“How do you recognize a sailor from the Arctic Submarine Fleet?”

Typhoon-3

“In a tunnel 40 feet beneath the surface of the Greenland ice sheet, a Geiger counter screamed. It was 1964, the height of the Cold War. U.S. soldiers in the tunnel, 800 miles from the North Pole, were dismantling the Army’s first portable nuclear reactor.

Commanding Officer Joseph Franklin grabbed the radiation detector, ordered his men out and did a quick survey before retreating from the reactor.

He had spent about two minutes exposed to a radiation field he estimated at 2,000 rads per hour, enough to make a person ill. When he came home from Greenland, the Army sent Franklin to the Bethesda Naval Hospital. There, he set off a whole body radiation counter designed to assess victims of nuclear accidents. Franklin was radioactive.

The Army called the reactor portable, even at 330 tons, because it was built from pieces that each fit in a C-130 cargo plane. It was powering Camp Century, one of the military’s most unusual bases.

Camp Century was a series of tunnels built into the Greenland ice sheet and used for both military research and scientific projects. The military boasted that the nuclear reactor there, known as the PM-2A, needed just 44 pounds of uranium to replace a million or more gallons of diesel fuel. Heat from the reactor ran lights and equipment and allowed the 200 or so men at the camp as many hot showers as they wanted in that brutally cold environment.

The PM-2A was the third child in a family of eight Army reactors, several of them experiments in portable nuclear power.

A few were misfits. PM-3A, nicknamed Nukey Poo, was installed at the Navy base at Antarctica’s McMurdo Sound. It made a nuclear mess in the Antarctic, with 438 malfunctions in 10 years including a cracked and leaking containment vessel. SL-1, a stationary low-power nuclear reactor in Idaho, blew up during refueling, killing three men. SM-1 still sits 12 miles from the White House at Fort Belvoir, Virginia. It cost US$2 million to build and is expected to cost $68 million to clean up. The only truly mobile reactor, the ML-1never really worked.

Nearly 60 years after the PM-2A was installed and the ML-1 project abandoned, the U.S. military is exploring portable land-based nuclear reactors again.

In May 2021, the Pentagon requested $60 million for Project Pele. Its goal: Design and build, within five years, a small, truck-mounted portable nuclear reactor that could be flown to remote locations and war zones. It would be able to be powered up and down for transport within a few days.
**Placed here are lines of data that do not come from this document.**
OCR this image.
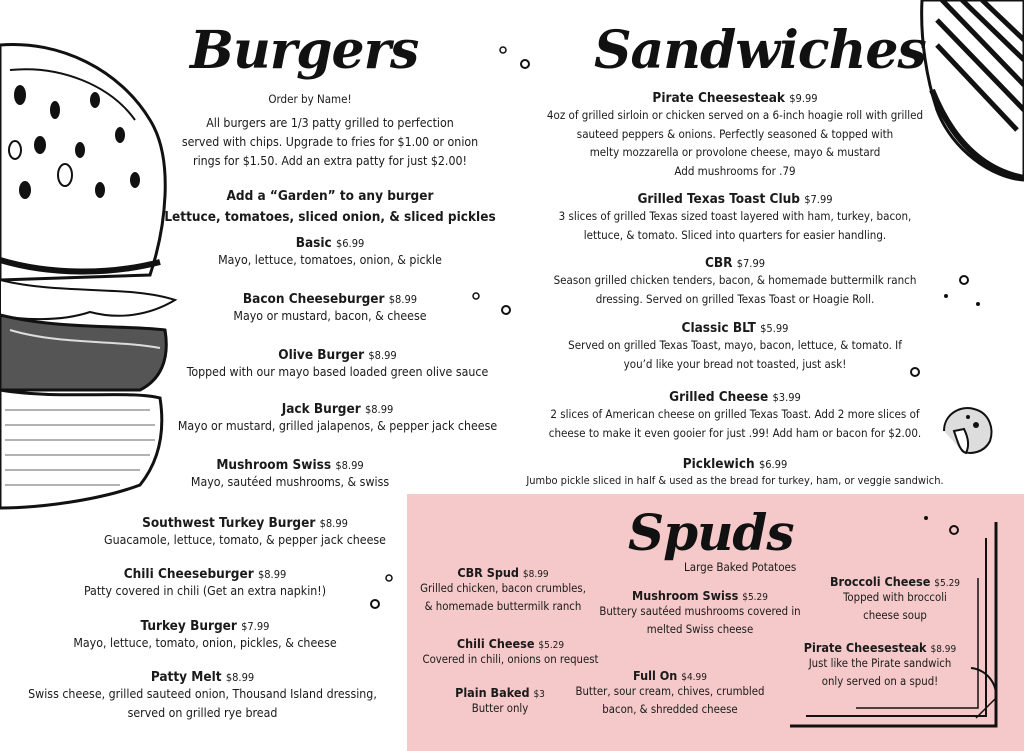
Burgers
Order by Name!
All burgers are 1/3 patty grilled to perfection
served with chips. Upgrade to fries for $1.00 or onion
rings for $1.50. Add an extra patty for just $2.00!
Add a “Garden” to any burger
Lettuce, tomatoes, sliced onion, & sliced pickles
Basic $6.99
Mayo, lettuce, tomatoes, onion, & pickle
Bacon Cheeseburger $8.99
Mayo or mustard, bacon, & cheese
Olive Burger $8.99
Topped with our mayo based loaded green olive sauce
Jack Burger $8.99
Mayo or mustard, grilled jalapenos, & pepper jack cheese
Mushroom Swiss $8.99
Mayo, sautéed mushrooms, & swiss
Southwest Turkey Burger $8.99
Guacamole, lettuce, tomato, & pepper jack cheese
Chili Cheeseburger $8.99
Patty covered in chili (Get an extra napkin!)
Turkey Burger $7.99
Mayo, lettuce, tomato, onion, pickles, & cheese
Patty Melt $8.99
Swiss cheese, grilled sauteed onion, Thousand Island dressing,
served on grilled rye bread
Sandwiches
Pirate Cheesesteak $9.99
4oz of grilled sirloin or chicken served on a 6-inch hoagie roll with grilled
sauteed peppers & onions. Perfectly seasoned & topped with
melty mozzarella or provolone cheese, mayo & mustard
Add mushrooms for .79
Grilled Texas Toast Club $7.99
3 slices of grilled Texas sized toast layered with ham, turkey, bacon,
lettuce, & tomato. Sliced into quarters for easier handling.
CBR $7.99
Season grilled chicken tenders, bacon, & homemade buttermilk ranch
dressing. Served on grilled Texas Toast or Hoagie Roll.
Classic BLT $5.99
Served on grilled Texas Toast, mayo, bacon, lettuce, & tomato. If
you’d like your bread not toasted, just ask!
Grilled Cheese $3.99
2 slices of American cheese on grilled Texas Toast. Add 2 more slices of
cheese to make it even gooier for just .99! Add ham or bacon for $2.00.
Picklewich $6.99
Jumbo pickle sliced in half & used as the bread for turkey, ham, or veggie sandwich.
Spuds
Large Baked Potatoes
CBR Spud $8.99
Grilled chicken, bacon crumbles,
& homemade buttermilk ranch
Chili Cheese $5.29
Covered in chili, onions on request
Plain Baked $3
Butter only
Mushroom Swiss $5.29
Buttery sautéed mushrooms covered in
melted Swiss cheese
Full On $4.99
Butter, sour cream, chives, crumbled
bacon, & shredded cheese
Broccoli Cheese $5.29
Topped with broccoli
cheese soup
Pirate Cheesesteak $8.99
Just like the Pirate sandwich
only served on a spud!
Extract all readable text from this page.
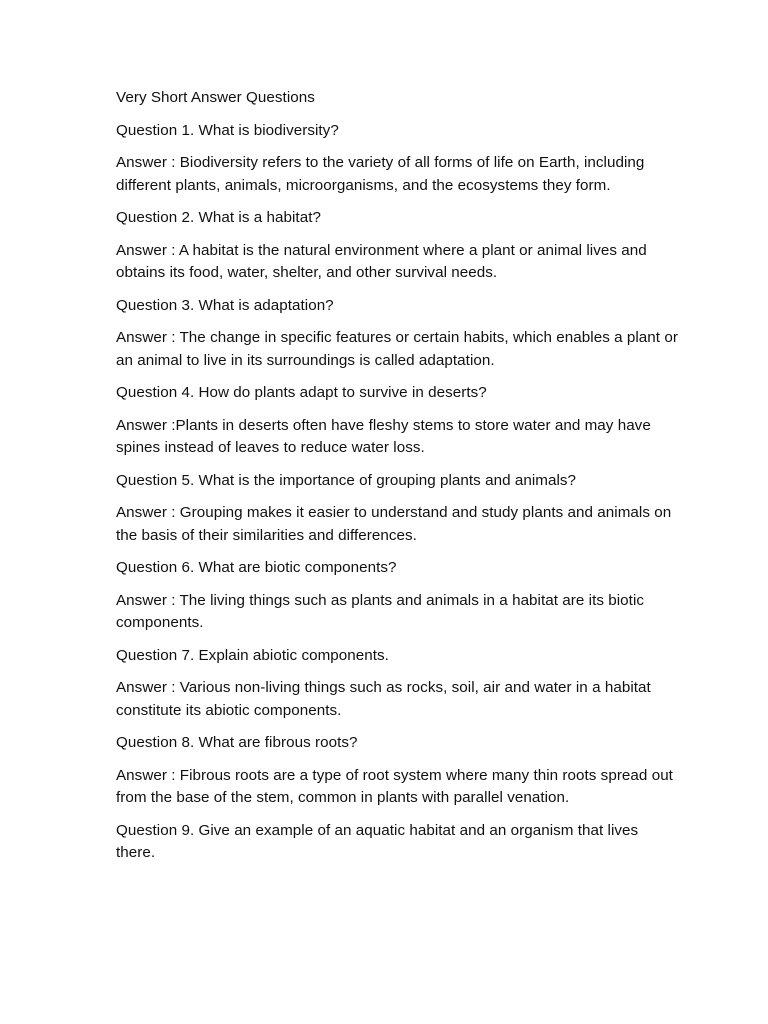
Very Short Answer Questions
Question 1. What is biodiversity?
Answer : Biodiversity refers to the variety of all forms of life on Earth, including different plants, animals, microorganisms, and the ecosystems they form.
Question 2. What is a habitat?
Answer : A habitat is the natural environment where a plant or animal lives and obtains its food, water, shelter, and other survival needs.
Question 3. What is adaptation?
Answer : The change in specific features or certain habits, which enables a plant or an animal to live in its surroundings is called adaptation.
Question 4. How do plants adapt to survive in deserts?
Answer :Plants in deserts often have fleshy stems to store water and may have spines instead of leaves to reduce water loss.
Question 5. What is the importance of grouping plants and animals?
Answer : Grouping makes it easier to understand and study plants and animals on the basis of their similarities and differences.
Question 6. What are biotic components?
Answer : The living things such as plants and animals in a habitat are its biotic components.
Question 7. Explain abiotic components.
Answer : Various non-living things such as rocks, soil, air and water in a habitat constitute its abiotic components.
Question 8. What are fibrous roots?
Answer : Fibrous roots are a type of root system where many thin roots spread out from the base of the stem, common in plants with parallel venation.
Question 9. Give an example of an aquatic habitat and an organism that lives there.
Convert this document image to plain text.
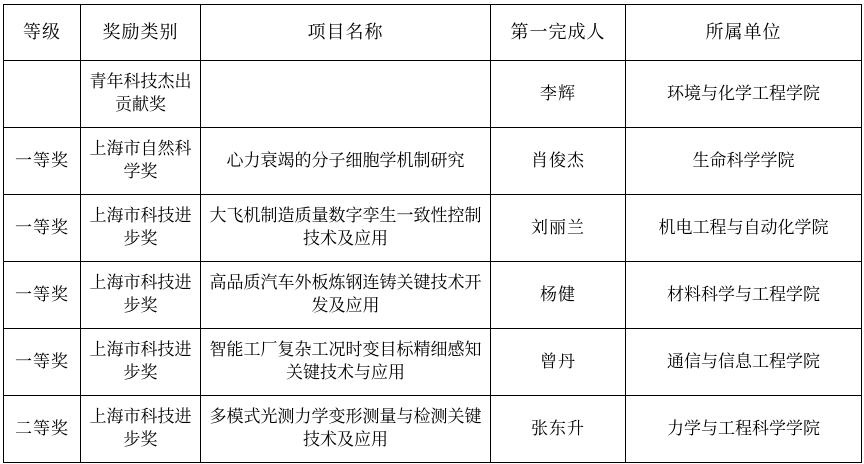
等级	奖励类别	项目名称	第一完成人	所属单位
	青年科技杰出贡献奖		李辉	环境与化学工程学院
一等奖	上海市自然科学奖	心力衰竭的分子细胞学机制研究	肖俊杰	生命科学学院
一等奖	上海市科技进步奖	大飞机制造质量数字孪生一致性控制技术及应用	刘丽兰	机电工程与自动化学院
一等奖	上海市科技进步奖	高品质汽车外板炼钢连铸关键技术开发及应用	杨健	材料科学与工程学院
一等奖	上海市科技进步奖	智能工厂复杂工况时变目标精细感知关键技术与应用	曾丹	通信与信息工程学院
二等奖	上海市科技进步奖	多模式光测力学变形测量与检测关键技术及应用	张东升	力学与工程科学学院
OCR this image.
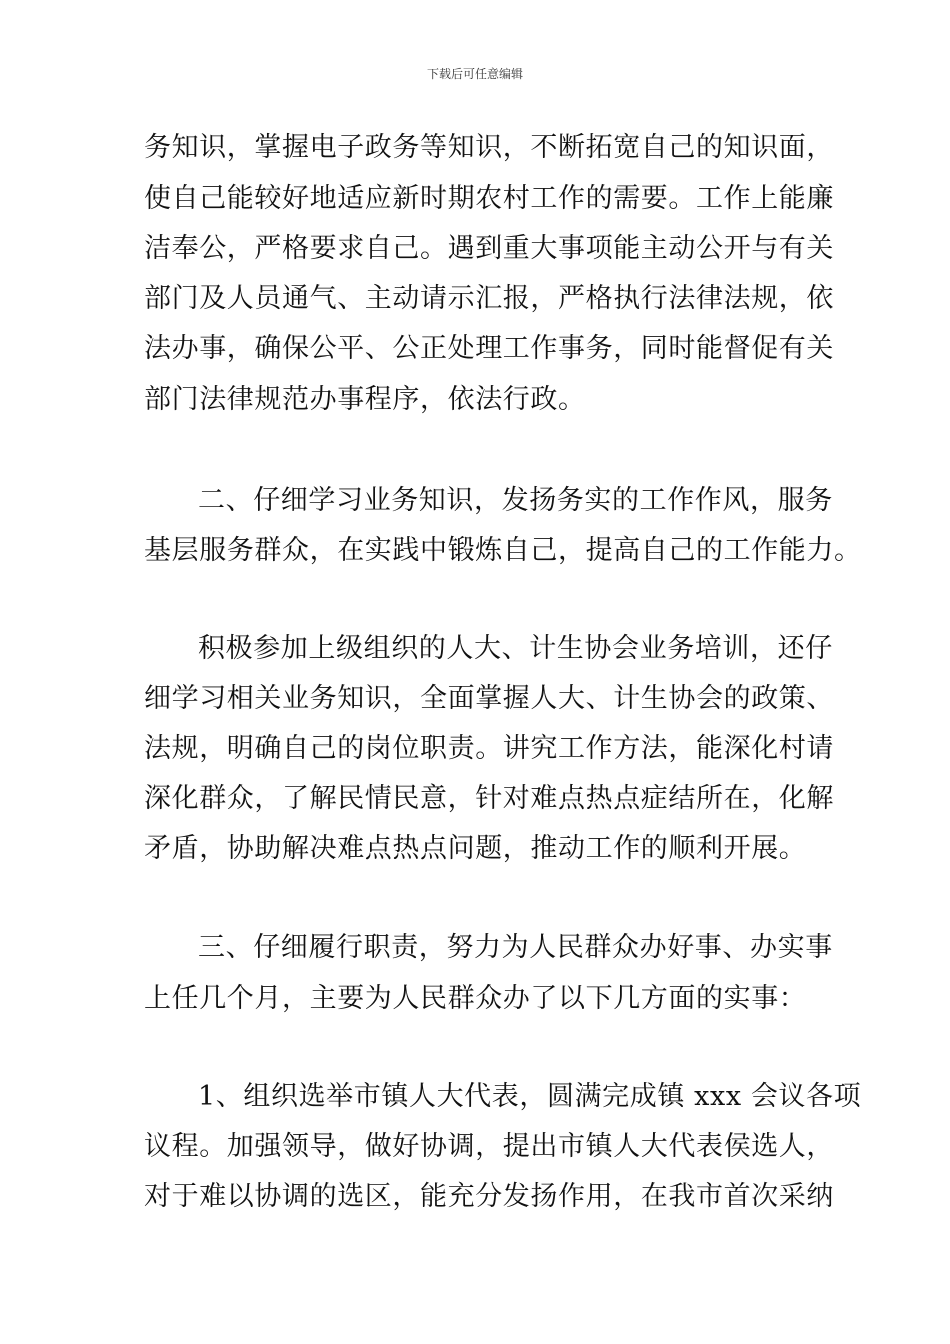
下载后可任意编辑
务知识，掌握电子政务等知识，不断拓宽自己的知识面，
使自己能较好地适应新时期农村工作的需要。工作上能廉
洁奉公，严格要求自己。遇到重大事项能主动公开与有关
部门及人员通气、主动请示汇报，严格执行法律法规，依
法办事，确保公平、公正处理工作事务，同时能督促有关
部门法律规范办事程序，依法行政。
二、仔细学习业务知识，发扬务实的工作作风，服务
基层服务群众，在实践中锻炼自己，提高自己的工作能力。
积极参加上级组织的人大、计生协会业务培训，还仔
细学习相关业务知识，全面掌握人大、计生协会的政策、
法规，明确自己的岗位职责。讲究工作方法，能深化村请
深化群众，了解民情民意，针对难点热点症结所在，化解
矛盾，协助解决难点热点问题，推动工作的顺利开展。
三、仔细履行职责，努力为人民群众办好事、办实事
上任几个月，主要为人民群众办了以下几方面的实事：
1、组织选举市镇人大代表，圆满完成镇 xxx 会议各项
议程。加强领导，做好协调，提出市镇人大代表侯选人，
对于难以协调的选区，能充分发扬作用，在我市首次采纳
The Navy has a long and mostly successful history of mobile nuclear power. The first two nuclear submarines, the Nautilus and the Skate, visited the North Pole in 1958, just before Camp Century was built. Two other nuclear submarines sank in the 1960s – their reactors sit quietly on the Atlantic Ocean floor along with two plutonium-containing nuclear torpedos. Portable reactors on land pose different challenges – any problems are not under thousands of feet of ocean water.

Those in favor of mobile nuclear power for the battlefield claim it will provide nearly unlimited, low-carbon energy without the need for vulnerable supply convoys. Others argue that the costs and risks outweigh the benefits. There are also concerns about nuclear proliferation if mobile reactors are able to avoid international inspection.” Salon

Comment: Answer – “He glows in the dark.”

In the winter of 1963, I was sent to Ft. Greely in the heart of Alaska 100 miles south of Fairbanks. My battalion was on the troop list for a contingency plan in the Norwegian Arctic. So we had to have officers skilled in training troops for arctic warfare. Accordingly a cadre of lieutenants were sent to the US Army Arctic Warfare Training Center.

The point? When I was Ft. Greely the whole place was run on nuclear generated electricity. pl

https://www.salon.com/2021/08/07/the-us-army-tried-portable-nuclear-power-at-remote-bases-60-years-ago–it-didnt-go-well_partner/

This entry was posted in Science. Bookmark the permalink.

6 Responses to “How do you recognize a sailor from the Arctic Submarine Fleet?”

  1. Gallo Rojo says:

    I have been reading about ADM Hyman Rickover and how he single handedly pushed the nuclear submarine fleet into existence. Fascinating man.

  2. JohninMK says:

    Not sure why the picture of the Typhoon over this story Colonel.

    One of the most deadly weapons system ever built but I’m unaware of them having power plant accidents and almost all are now decommissioned or about to be.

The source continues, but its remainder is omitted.